Note that the GIF is sped up for demonstration purposes.

The final result is a simple web application where users can input a question and receive a summary of the most relevant documentation from Microsoft Defender product documentation that can be found on the vector store. The application retrieves the most relevant documents from the database, feeds them into the LLM, and returns the summarized results to the user while providing context about the source of the information in the form of a link.
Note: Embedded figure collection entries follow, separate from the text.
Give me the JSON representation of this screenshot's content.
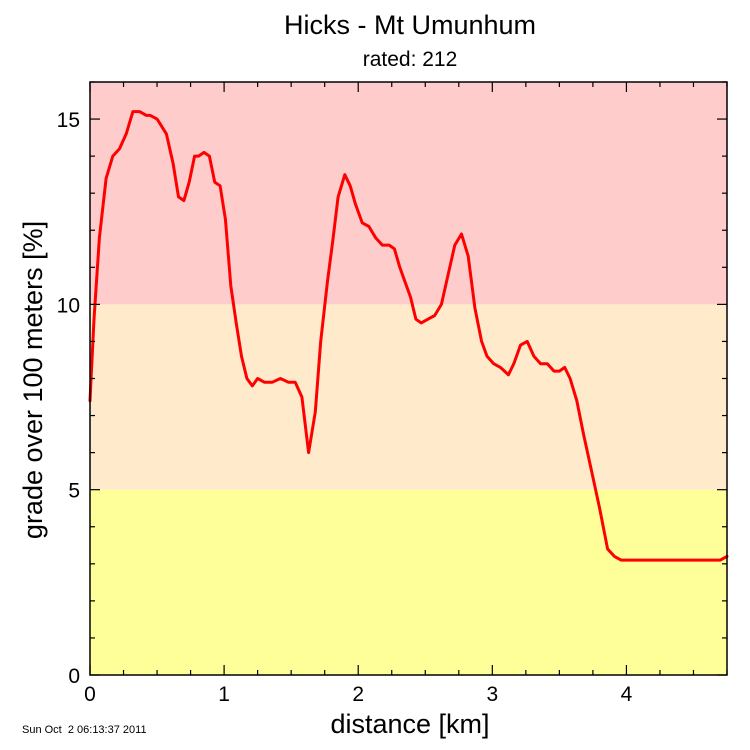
{
  "chart_data": {
    "type": "line",
    "title": "Hicks - Mt Umunhum",
    "subtitle": "rated: 212",
    "xlabel": "distance [km]",
    "ylabel": "grade over 100 meters [%]",
    "xlim": [
      0,
      4.75
    ],
    "ylim": [
      0,
      16
    ],
    "x_ticks": [
      0,
      1,
      2,
      3,
      4
    ],
    "y_ticks": [
      0,
      5,
      10,
      15
    ],
    "x_tick_labels": [
      "0",
      "1",
      "2",
      "3",
      "4"
    ],
    "y_tick_labels": [
      "0",
      "5",
      "10",
      "15"
    ],
    "grid": false,
    "bands": [
      {
        "from": 0,
        "to": 5,
        "color": "#ffff99"
      },
      {
        "from": 5,
        "to": 10,
        "color": "#ffebcc"
      },
      {
        "from": 10,
        "to": 16,
        "color": "#ffcccc"
      }
    ],
    "series": [
      {
        "color": "#ff0000",
        "x": [
          0.0,
          0.03,
          0.07,
          0.12,
          0.17,
          0.22,
          0.27,
          0.32,
          0.37,
          0.42,
          0.45,
          0.5,
          0.57,
          0.62,
          0.66,
          0.7,
          0.74,
          0.78,
          0.81,
          0.85,
          0.89,
          0.93,
          0.97,
          1.01,
          1.05,
          1.09,
          1.13,
          1.17,
          1.21,
          1.25,
          1.3,
          1.36,
          1.42,
          1.48,
          1.53,
          1.58,
          1.63,
          1.68,
          1.72,
          1.77,
          1.81,
          1.85,
          1.9,
          1.94,
          1.98,
          2.03,
          2.08,
          2.13,
          2.18,
          2.23,
          2.27,
          2.31,
          2.35,
          2.39,
          2.43,
          2.47,
          2.52,
          2.57,
          2.62,
          2.67,
          2.72,
          2.77,
          2.82,
          2.87,
          2.92,
          2.96,
          3.01,
          3.06,
          3.12,
          3.16,
          3.21,
          3.26,
          3.31,
          3.36,
          3.41,
          3.46,
          3.5,
          3.54,
          3.58,
          3.63,
          3.68,
          3.74,
          3.8,
          3.86,
          3.91,
          3.96,
          4.01,
          4.06,
          4.11,
          4.16,
          4.21,
          4.26,
          4.31,
          4.36,
          4.41,
          4.46,
          4.5,
          4.55,
          4.6,
          4.65,
          4.7,
          4.75
        ],
        "values": [
          7.4,
          9.6,
          11.8,
          13.4,
          14.0,
          14.2,
          14.6,
          15.2,
          15.2,
          15.1,
          15.1,
          15.0,
          14.6,
          13.8,
          12.9,
          12.8,
          13.3,
          14.0,
          14.0,
          14.1,
          14.0,
          13.3,
          13.2,
          12.3,
          10.5,
          9.5,
          8.6,
          8.0,
          7.8,
          8.0,
          7.9,
          7.9,
          8.0,
          7.9,
          7.9,
          7.5,
          6.0,
          7.1,
          9.0,
          10.6,
          11.7,
          12.9,
          13.5,
          13.2,
          12.7,
          12.2,
          12.1,
          11.8,
          11.6,
          11.6,
          11.5,
          11.0,
          10.6,
          10.2,
          9.6,
          9.5,
          9.6,
          9.7,
          10.0,
          10.8,
          11.6,
          11.9,
          11.3,
          9.9,
          9.0,
          8.6,
          8.4,
          8.3,
          8.1,
          8.4,
          8.9,
          9.0,
          8.6,
          8.4,
          8.4,
          8.2,
          8.2,
          8.3,
          8.0,
          7.4,
          6.5,
          5.5,
          4.5,
          3.4,
          3.2,
          3.1,
          3.1,
          3.1,
          3.1,
          3.1,
          3.1,
          3.1,
          3.1,
          3.1,
          3.1,
          3.1,
          3.1,
          3.1,
          3.1,
          3.1,
          3.1,
          3.2
        ]
      }
    ]
  },
  "timestamp": "Sun Oct  2 06:13:37 2011"
}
All the source code for this prototype can be found in:

https://github.com/markusleh/ask-docs

Note: although the repository links to a publicly hosted version of the application, the application will certainly not be live for long. The Vercel-hosted app also has some trouble with the context being provided in header which results in some queries failing. I was not inclined to troubleshoot this further.

Beyond the prototype

This prototype is an extremely simple implementation of a RAG (Retrieval-Augmented Generation) system. RAG can be thought of as an alternative to building or fine-tuning a custom model. Essentially, any generic LLM can interpret user-provided questions and summarize retrieved documents; as long as the vector search is sufficiently accurate and the queries are straightforward, this approach produces adequate results for general use cases.

In this example, the prototype was built with the understanding that the source material may be complex for humans to understand and might require domain expertise to interpret. As such, the RAG method may not produce enough understanding for the model to understand more abstract topics such as licensing.